Alunos de escola pública decidem não aderir ao projeto de ensino médio integral

Por Cíntia Gomes

No mês de maio alunos e professores da escola estadual Ministro Costa Manso, no Itaim Bibi, zona oeste de São Paulo foram surpreendidos com a possibilidade da implantação do modelo de Ensino Médio Integral.

O anúncio gerou desconforto, pois as mudanças seriam muitas e a vida da maioria dos alunos e  do corpo docente seria afetada, seja pelo aumento da carga horária como também a incerteza da continuidade deles na unidade escolar.

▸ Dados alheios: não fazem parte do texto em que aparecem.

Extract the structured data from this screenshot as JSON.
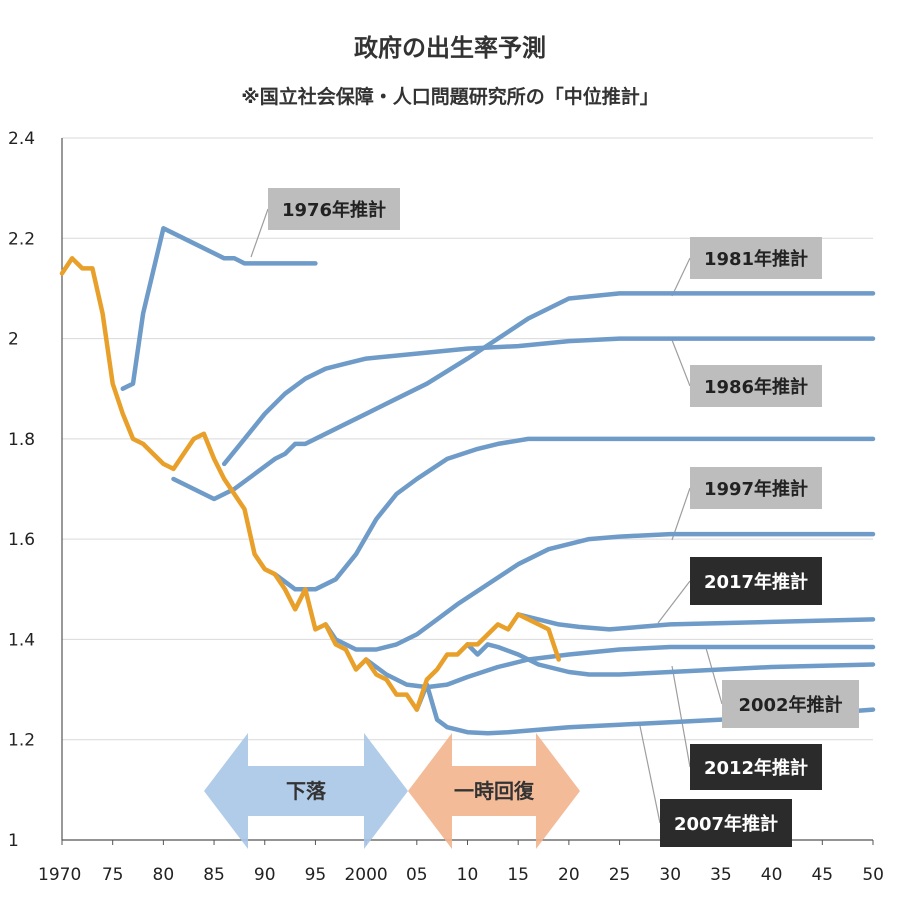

A dirigente regional de ensino centro oeste de São Paulo, Rosangela Valim, explica como funciona o modelo. “As aulas passariam a ser das 7h às 16h, teriam as disciplinas do currículo e as demais seriam as disciplinas eletivas, aplicadas de acordo com o perfil de cada aluno. Os professores trabalhariam nesta escola por 40 horas semanais, mas sendo efetivos em outra escola. Para aqueles que dão aula em outros períodos em outras unidades, precisariam escolher onde iriam ficar, o mesmo se aplica para os alunos que fazem curso técnico, estágio, trabalham ou realizam atividades extraclasse”.

Alunos da escola estadual Ministro Costa Manso

Os pais disseram gostar muito da escola e que não gostariam de tirar os filhos da instituição. De acordo com a aluna do 3° ano Raphaela Cavaline, 16, muitos dos estudantes são de outros bairros ou cidades. Ela, por exemplo, é de Diadema, na Grande SP.

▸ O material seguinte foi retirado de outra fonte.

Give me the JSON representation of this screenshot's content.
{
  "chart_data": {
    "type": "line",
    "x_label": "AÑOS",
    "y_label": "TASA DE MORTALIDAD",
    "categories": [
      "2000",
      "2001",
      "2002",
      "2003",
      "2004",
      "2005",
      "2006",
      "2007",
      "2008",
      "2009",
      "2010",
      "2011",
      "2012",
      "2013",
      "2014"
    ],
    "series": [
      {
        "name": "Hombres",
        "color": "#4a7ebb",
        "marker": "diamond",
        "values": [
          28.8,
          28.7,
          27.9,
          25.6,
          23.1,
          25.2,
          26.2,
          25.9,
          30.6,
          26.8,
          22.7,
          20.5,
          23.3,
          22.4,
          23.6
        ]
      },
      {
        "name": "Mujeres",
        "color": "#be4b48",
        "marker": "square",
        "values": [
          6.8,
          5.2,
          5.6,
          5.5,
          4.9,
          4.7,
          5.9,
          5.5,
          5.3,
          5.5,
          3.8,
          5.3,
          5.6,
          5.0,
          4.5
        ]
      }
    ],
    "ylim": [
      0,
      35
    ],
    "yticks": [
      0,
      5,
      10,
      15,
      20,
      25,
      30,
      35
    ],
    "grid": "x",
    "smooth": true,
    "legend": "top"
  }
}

“Quem não pode vir nesse período para onde vai? Para a escola da periferia onde não tem aula? Se os pais nos mandam estudar longe de casa, é porque querem um ensino bom e, agora, por causa desse projeto, podemos ser encaminhados para outro lugar”, desabafa.

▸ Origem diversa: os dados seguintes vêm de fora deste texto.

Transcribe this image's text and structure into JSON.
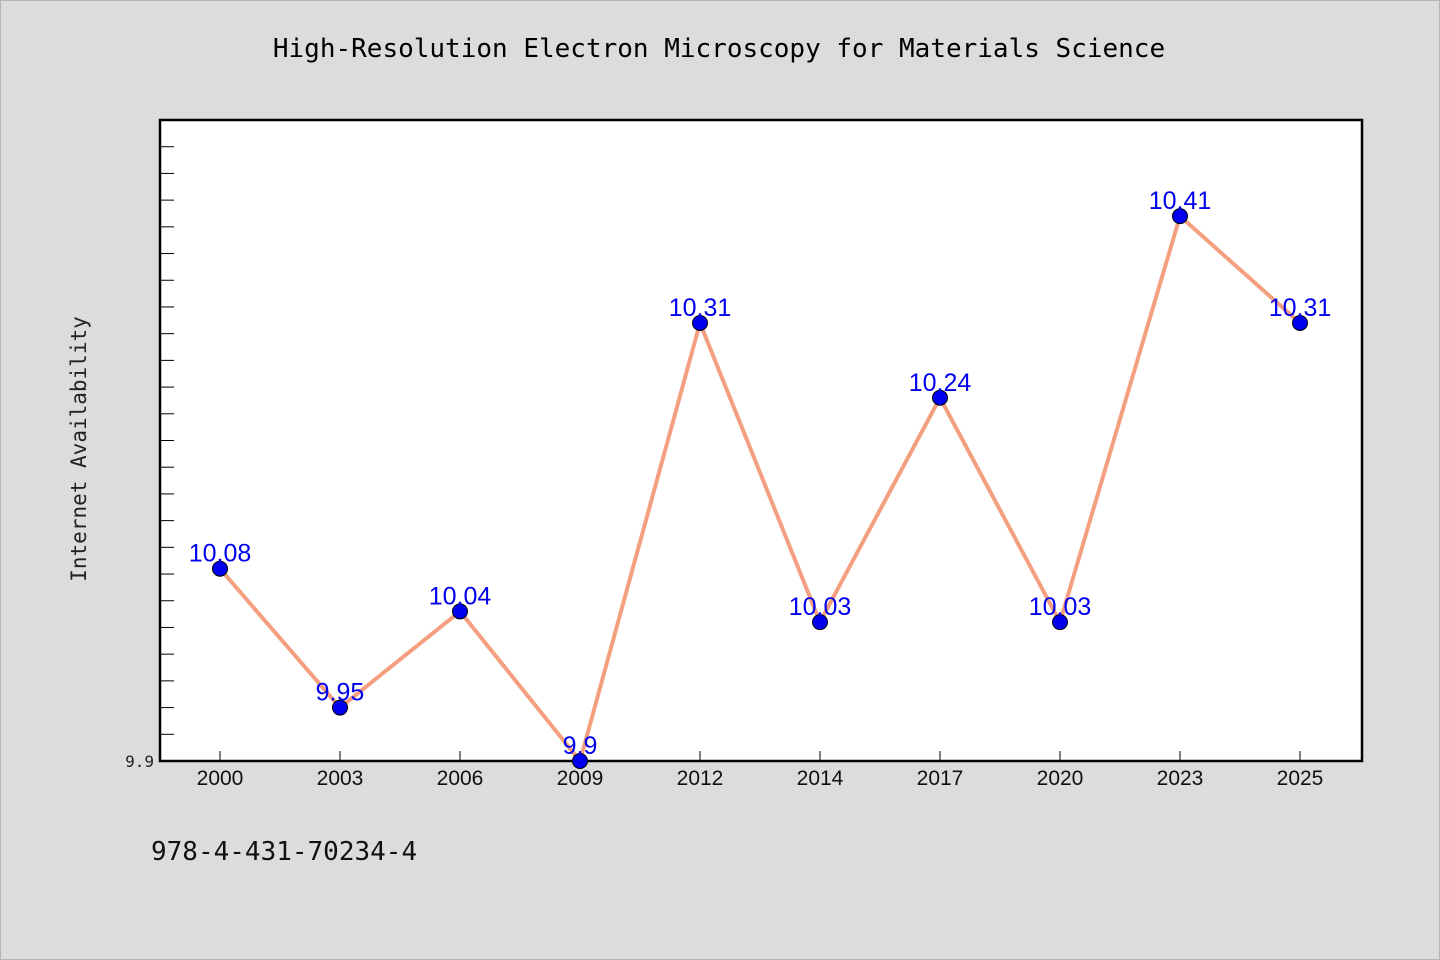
{
  "chart_data": {
    "type": "line",
    "title": "High-Resolution Electron Microscopy for Materials Science",
    "xlabel": "",
    "ylabel": "Internet Availability",
    "categories": [
      "2000",
      "2003",
      "2006",
      "2009",
      "2012",
      "2014",
      "2017",
      "2020",
      "2023",
      "2025"
    ],
    "values": [
      10.08,
      9.95,
      10.04,
      9.9,
      10.31,
      10.03,
      10.24,
      10.03,
      10.41,
      10.31
    ],
    "data_labels": [
      "10.08",
      "9.95",
      "10.04",
      "9.9",
      "10.31",
      "10.03",
      "10.24",
      "10.03",
      "10.41",
      "10.31"
    ],
    "ytick_labels": [
      "9.9"
    ],
    "ylim": [
      9.9,
      10.5
    ],
    "grid": false,
    "line_color": "#f4a080",
    "marker_color": "#0000ee",
    "label_color": "#0000ee"
  },
  "footer": {
    "isbn": "978-4-431-70234-4"
  }
}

Contra a adesão das aulas integrais, os alunos organizaram manifestações, fizeram um abaixo assinado e elegeram representantes entre si. Conseguiram que a decisão fosse realizada de forma democrática e contasse com a participação de pais, professores e alunos.

Por meio de uma votação, decidiram por não aderir o Ensino Médio Integral.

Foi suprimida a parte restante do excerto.